Renee So’s practice is distinguished by its embrace of craft methods and cross-cultural thinking, an underlying sense of the comedic, and a persistent feminist worldview. While So’s early work used motifs of bearded men, full bellies and boots to explore popular archetypes and representations of (mostly) masculine authority, she has increasingly turned to representations of women’s bodies, drawing on artistic precedents from prehistoric to modern times.

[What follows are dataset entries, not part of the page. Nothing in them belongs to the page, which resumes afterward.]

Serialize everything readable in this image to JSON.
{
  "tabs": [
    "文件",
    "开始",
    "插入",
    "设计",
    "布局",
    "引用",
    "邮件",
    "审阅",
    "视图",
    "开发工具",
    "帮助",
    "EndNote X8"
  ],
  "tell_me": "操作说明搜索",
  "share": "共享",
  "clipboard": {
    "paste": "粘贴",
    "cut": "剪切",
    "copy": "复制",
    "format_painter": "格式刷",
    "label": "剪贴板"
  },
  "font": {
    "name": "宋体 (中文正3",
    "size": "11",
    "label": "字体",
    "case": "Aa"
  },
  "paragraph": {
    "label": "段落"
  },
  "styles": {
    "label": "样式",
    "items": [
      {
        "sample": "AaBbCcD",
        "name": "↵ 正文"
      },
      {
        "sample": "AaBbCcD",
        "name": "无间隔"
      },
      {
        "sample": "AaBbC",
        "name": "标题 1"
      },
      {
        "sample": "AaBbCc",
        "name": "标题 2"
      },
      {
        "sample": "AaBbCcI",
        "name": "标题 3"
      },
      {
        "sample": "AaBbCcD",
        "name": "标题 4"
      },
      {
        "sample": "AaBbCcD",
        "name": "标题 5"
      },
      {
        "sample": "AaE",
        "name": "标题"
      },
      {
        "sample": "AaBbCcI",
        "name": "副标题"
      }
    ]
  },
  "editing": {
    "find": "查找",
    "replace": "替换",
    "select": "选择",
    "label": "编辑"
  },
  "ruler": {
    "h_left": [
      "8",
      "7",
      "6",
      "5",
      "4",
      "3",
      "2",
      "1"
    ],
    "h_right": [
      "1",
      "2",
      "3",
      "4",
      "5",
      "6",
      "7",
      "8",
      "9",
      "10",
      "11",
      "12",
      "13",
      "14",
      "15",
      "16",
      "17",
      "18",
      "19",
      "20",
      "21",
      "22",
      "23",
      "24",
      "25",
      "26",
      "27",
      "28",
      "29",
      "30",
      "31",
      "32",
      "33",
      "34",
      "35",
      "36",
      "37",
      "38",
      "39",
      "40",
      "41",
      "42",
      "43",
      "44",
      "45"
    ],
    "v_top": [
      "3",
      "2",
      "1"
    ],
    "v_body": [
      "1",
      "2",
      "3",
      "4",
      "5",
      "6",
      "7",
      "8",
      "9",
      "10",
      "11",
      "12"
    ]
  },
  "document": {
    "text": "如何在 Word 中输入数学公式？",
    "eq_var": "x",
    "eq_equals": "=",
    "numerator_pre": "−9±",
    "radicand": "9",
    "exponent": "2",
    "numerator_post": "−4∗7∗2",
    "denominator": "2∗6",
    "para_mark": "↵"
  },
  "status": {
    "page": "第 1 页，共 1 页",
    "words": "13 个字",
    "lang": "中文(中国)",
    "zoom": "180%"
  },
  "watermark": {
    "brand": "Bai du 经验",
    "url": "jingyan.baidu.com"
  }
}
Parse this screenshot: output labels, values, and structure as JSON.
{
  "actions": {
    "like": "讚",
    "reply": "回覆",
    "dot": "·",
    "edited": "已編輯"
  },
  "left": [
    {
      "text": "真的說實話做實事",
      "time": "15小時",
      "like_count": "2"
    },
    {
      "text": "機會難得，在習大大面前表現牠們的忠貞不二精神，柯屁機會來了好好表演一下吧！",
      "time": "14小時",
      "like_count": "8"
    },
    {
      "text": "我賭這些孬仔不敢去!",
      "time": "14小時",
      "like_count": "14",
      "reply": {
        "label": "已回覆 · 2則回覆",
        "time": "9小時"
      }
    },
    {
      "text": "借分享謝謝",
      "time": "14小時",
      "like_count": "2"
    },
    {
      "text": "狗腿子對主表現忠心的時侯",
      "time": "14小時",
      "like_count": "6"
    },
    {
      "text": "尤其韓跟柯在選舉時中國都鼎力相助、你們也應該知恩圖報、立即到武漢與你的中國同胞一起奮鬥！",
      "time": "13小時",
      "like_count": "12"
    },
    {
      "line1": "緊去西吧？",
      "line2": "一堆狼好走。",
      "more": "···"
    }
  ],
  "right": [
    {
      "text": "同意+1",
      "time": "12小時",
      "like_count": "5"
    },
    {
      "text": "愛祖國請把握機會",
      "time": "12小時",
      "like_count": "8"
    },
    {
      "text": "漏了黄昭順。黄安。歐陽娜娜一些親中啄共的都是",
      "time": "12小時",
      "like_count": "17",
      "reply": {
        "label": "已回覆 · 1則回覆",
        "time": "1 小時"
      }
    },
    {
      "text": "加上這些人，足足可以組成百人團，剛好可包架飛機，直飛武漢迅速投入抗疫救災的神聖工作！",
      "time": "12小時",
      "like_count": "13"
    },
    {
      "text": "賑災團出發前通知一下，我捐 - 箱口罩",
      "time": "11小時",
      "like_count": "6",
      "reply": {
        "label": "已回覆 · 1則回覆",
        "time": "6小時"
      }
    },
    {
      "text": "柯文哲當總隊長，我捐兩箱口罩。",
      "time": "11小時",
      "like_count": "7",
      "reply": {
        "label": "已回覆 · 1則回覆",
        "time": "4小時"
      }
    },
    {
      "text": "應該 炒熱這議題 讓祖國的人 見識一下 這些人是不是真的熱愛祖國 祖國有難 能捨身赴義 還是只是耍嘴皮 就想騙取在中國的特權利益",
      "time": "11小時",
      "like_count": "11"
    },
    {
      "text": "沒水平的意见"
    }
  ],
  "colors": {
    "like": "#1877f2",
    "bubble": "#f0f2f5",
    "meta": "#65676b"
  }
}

The sixteenth- and seventeenth-century German Bartmann (‘bearded man’) or Bellarmine jugs that So encountered in London’s Victoria and Albert Museum have been a dominant source of inspiration for her ‘knitted paintings’ and ceramic objects. Playing with these forms and up-ending them in ways reminiscent of playing card illustrations and anthropomorphic ceramic traditions, she also introduced vulnerability through inebriation. Working at the turn of the seventeenth century, Japanese artist Kanu014d Naizen’s gold-leaf and tempera paintings on lattice, called Namban screens, c.1606, depicted European contact with Japan in 1543. As So notes, ‘I like that the scenes are seen through an Asian gaze . . . The European dress of baggy pantaloons, black tights, hats, capes, ruffles and flowing gowns would have looked totally odd.’